- Simplified Chinese: 林彪反革命集团
- Traditional Chinese: 林彪反革命集團

Standard Mandarin
- Hanyu Pinyin: Lín Biāo Fǎngémìng Jítuán

Lin Biao Counter-Revolutionary Clique
- Simplified Chinese: 林彪反党集团
- Traditional Chinese: 林彪反黨集團

Standard Mandarin
- Hanyu Pinyin: Lín Biāo Fǎndǎng Jítuán

= Lin Biao Counter-Revolutionary Clique =

The Lin Biao Counter-Revolutionary Clique or the Lin Biao Anti-Party Clique was the term used during the Cultural Revolution in China to refer to a "clique organization" following the Lin Biao incident. It was mainly composed of Lin Biao, Chen Boda, Ye Qun, Huang Yongsheng, Wu Faxian, Li Zuopeng, Qiu Huizuo, and Lin Liguo. The Chinese Communist Party accused it of colluding with the Jiang Qing Counter-Revolutionary Clique (also known as the Gang of Four) to seize supreme power in China during the Cultural Revolution.

== History ==
Since the plot to assassinate Mao Zedong failed, Lin Biao fled by plane on 13 September 1971. The plane crashed in Undurhaan, Mongolia.  Other key members were also arrested, and the Lin Biao group was crushed.

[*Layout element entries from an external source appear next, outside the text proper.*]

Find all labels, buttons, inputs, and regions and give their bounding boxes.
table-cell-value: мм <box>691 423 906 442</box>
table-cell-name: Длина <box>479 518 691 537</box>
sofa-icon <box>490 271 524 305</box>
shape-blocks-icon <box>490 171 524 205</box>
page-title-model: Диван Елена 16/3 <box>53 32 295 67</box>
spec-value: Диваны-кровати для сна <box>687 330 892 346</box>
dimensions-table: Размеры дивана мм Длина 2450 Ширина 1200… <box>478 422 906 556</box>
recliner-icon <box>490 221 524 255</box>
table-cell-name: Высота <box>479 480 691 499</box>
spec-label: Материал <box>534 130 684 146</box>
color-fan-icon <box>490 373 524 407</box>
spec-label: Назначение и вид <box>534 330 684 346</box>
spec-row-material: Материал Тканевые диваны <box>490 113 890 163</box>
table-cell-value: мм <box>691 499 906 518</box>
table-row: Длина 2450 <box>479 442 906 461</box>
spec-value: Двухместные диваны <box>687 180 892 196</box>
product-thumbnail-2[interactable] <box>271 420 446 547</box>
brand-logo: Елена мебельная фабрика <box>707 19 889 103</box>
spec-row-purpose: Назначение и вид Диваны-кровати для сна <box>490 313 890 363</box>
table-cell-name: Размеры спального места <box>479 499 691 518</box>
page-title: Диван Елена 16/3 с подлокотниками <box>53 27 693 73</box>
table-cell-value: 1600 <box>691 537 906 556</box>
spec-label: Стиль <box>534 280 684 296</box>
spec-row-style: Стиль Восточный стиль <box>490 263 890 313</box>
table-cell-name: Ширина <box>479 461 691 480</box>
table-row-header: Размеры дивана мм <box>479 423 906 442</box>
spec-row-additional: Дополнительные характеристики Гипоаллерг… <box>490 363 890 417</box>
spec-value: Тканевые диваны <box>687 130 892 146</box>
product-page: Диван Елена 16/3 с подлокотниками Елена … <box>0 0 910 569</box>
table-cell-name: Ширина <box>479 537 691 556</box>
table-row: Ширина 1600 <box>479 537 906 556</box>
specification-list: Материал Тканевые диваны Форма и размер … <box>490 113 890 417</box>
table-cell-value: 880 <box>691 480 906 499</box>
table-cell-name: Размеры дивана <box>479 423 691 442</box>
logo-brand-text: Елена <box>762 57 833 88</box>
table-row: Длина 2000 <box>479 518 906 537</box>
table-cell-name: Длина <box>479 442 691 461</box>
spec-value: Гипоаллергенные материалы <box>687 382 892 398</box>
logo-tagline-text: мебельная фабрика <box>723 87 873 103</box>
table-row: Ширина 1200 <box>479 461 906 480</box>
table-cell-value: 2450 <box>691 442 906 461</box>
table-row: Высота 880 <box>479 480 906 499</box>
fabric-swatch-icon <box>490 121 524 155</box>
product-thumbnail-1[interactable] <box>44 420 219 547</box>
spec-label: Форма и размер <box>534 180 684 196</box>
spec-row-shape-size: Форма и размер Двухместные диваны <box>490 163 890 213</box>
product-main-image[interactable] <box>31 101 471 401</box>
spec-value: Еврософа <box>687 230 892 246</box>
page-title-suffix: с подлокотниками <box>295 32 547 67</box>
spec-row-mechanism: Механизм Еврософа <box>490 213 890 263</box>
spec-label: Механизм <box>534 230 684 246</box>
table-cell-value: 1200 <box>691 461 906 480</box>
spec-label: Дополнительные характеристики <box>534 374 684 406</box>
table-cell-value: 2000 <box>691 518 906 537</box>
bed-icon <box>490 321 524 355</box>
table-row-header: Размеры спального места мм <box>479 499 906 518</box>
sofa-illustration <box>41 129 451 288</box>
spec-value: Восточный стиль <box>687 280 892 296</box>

During the Cultural Revolution, due to the Lin Biao incident, the Lin Biao anti-Party clique was described as "representing the interests of the overthrown landlords and bourgeoisie, and representing the desire of the overthrown reactionaries to overthrow the dictatorship of the proletariat and restore the dictatorship of the bourgeoisie".